Following the April 4, 1968 assassination of Martin Luther King Jr. in Memphis, Tennessee, many US cities, including Washington DC, erupted in rioting and chaos. Though FBI chief J. Edgar Hoover commanded him to have law enforcement personnel shoot the looters, Mayor Walter Washington and a delegation of mixed race clergy instead walked the streets, talking to people.
“That helps,” Mr. Boutilier said. “The examples of police standing with and demonstrating an allegiance to the cause of the nonviolent participants was very, very good in trying to discredit those who were attacking the police.”

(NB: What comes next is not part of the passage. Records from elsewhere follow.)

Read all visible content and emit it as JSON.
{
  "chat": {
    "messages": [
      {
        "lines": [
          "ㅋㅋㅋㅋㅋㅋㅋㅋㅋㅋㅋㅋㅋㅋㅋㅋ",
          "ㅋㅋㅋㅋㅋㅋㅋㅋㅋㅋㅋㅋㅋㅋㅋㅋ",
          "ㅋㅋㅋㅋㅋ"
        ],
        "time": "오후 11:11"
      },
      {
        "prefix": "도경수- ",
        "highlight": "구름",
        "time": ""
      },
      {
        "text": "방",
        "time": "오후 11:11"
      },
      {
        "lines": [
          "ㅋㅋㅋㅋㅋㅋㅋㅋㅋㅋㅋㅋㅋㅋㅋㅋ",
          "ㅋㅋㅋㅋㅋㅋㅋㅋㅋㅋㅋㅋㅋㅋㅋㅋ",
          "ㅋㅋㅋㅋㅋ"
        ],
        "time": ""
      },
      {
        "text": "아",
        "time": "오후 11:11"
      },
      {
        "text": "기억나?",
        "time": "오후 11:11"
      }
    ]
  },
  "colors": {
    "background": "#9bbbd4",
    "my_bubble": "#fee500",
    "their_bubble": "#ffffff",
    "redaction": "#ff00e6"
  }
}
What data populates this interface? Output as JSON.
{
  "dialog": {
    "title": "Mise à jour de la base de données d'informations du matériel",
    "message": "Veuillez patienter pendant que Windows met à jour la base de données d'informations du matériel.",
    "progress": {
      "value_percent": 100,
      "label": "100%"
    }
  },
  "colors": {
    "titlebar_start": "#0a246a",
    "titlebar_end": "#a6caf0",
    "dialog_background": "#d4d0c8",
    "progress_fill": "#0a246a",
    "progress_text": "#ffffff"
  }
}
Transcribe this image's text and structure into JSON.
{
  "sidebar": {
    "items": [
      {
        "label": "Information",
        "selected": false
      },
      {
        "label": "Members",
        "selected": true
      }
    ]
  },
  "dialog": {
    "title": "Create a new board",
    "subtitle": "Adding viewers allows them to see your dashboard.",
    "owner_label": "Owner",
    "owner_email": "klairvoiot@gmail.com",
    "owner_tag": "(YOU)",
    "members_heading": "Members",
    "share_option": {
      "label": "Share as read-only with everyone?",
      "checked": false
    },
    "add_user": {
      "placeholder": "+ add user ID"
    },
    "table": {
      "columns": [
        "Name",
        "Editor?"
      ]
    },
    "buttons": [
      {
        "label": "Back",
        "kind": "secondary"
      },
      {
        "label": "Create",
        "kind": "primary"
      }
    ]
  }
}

The US Press Freedom Tracker said that as of Wednesday there had been 233 press freedom incidents since May 28. This number included 41 journalists arrested or detained, 153 assaults (125 by police) and 39 incidents of reporters having their equipment or newsrooms damaged while covering protests.
It’s certainly nothing new for journalists, but in light of the president’s repeated assertions that the media is “the enemy of the people,” the marked uptick is chilling.
“It’s far from the first time in my lifetime,” Mr. Boutilier said. “It’s not okay. We have shield laws and protections for journalists. We have policies that have been in place for many years for journalists to access crime scenes, to access police lines, because of the absolute necessity in a democracy of an informed public. It’s a precious right that we have to protect. And this is a time when journalism really, really matters.”
Dr. King famously paraphrased 19th century abolitionist minister Theodore Parker in 1964 when he said, “The arc of the moral universe is long, but it bends toward justice.” In this time of extreme division, civil unrest, the first citywide curfews in New York City since World War II, and a pandemic on top of all that, Mr. Boutilier somehow finds similar optimism.
“It’s very disheartening,” he said. “But I have both a Christian faith and a commitment to community organizing that says we’ll keep at it. And I have a deep, deep belief that in the very long run, love conquers hate, and peace conquers violence. But, boy, it’s a long time coming, and we have to keep fighting. It’s never finished.”